Hace poco un amigo, me decía que no le había gustado También la lluvia por varias cuestiones, entre ellas, porque no trataba correctamente, dos temas que lo ameritaban, la Guerra del agua y la colonia. Además, que el trabajo de Aduviri le parecía inofensivo, que no hacía mucho. A pesar de haber escrito hace poco sobre la película de Bollaín, temiendo que en Bolivia muchos pensarán igual que este amigo, me animo a apuntar algunas ideas. También la lluvia no es una película sobre la Guerra del agua, ni sobre la colonia. Es una historia sobre personajes, sobre la posición que toman algunos ante los hechos a los que se enfrentan, sobre transformaciones internas, sobre opciones éticas. No es una película sobre los Grandes temas. Todo lo contrario. El retrato que se hace del país, de los hechos sociales, no son lo central, son el telón de fondo. Lo que tampoco quiere decir que la película sea irrespetuosa y poco seria, simplemente hace lo que debe hacer. Si se espera que esta sea la película definitiva sobre la colonia o la Guerra del agua, se comete un grave error. La obra de Bollaín retrata cambios internos ante transformaciones externas. Nada más. Sólo con eso, hace una gran película, no un gran discurso político y/o histórico. Por su lado, lo notable del trabajo de Aduviri no está en que nos ofrezca una interpretación intensa al estilo Sean Penn, en la que se llora, se grita, se tensionan todo los músculos de la cara y las venas están a punto de explotar. No. Aduviri habla poco, es muy sutil en sus gestos, sus emociones prefieren esconderse, lo que hace que cuando explotan son verdaderamente impactantes. La interpretación de Juan Carlos tiene el gran mérito de expresar la psicología de su personaje, transmite estoicismo y combatividad. Sin exageraciones. Siempre justo. Cuando podría chillar, prefiere guardar el grito en el pecho y lo transmite con la mirada. No es una interpretaciones tan eficaz como esas a las que nos ha acostumbrado Hollywood, justamente, por eso es notable.

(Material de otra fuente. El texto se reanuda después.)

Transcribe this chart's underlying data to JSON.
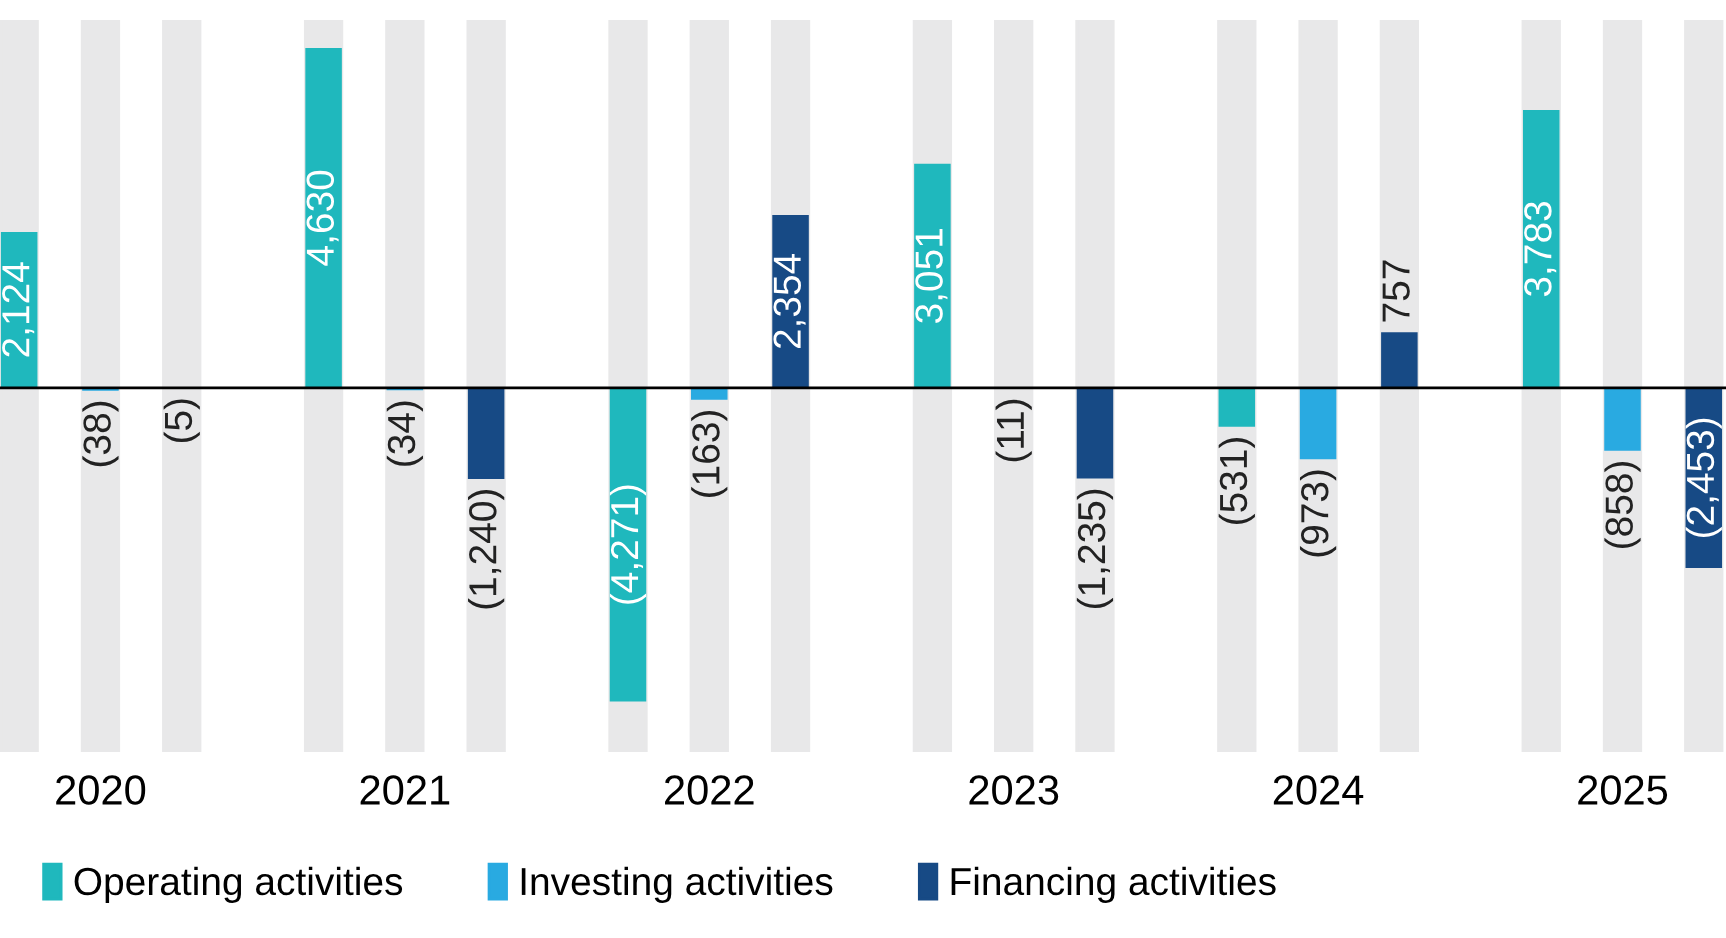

También la lluvia es una muy buena cinta, la mayor producción que se haya rodado en Bolivia, pero no cambiará al cine boliviano. Sólo ha demostrado que nuestros equipos técnicos y de producción, que nuestros profesionales están a la altura de cualquier trabajo. Ha demostrado, algo que sabíamos y que no queríamos creer, que el genuino talento nos acompaña, que lo único que nos hace falta es un poco más de determinación.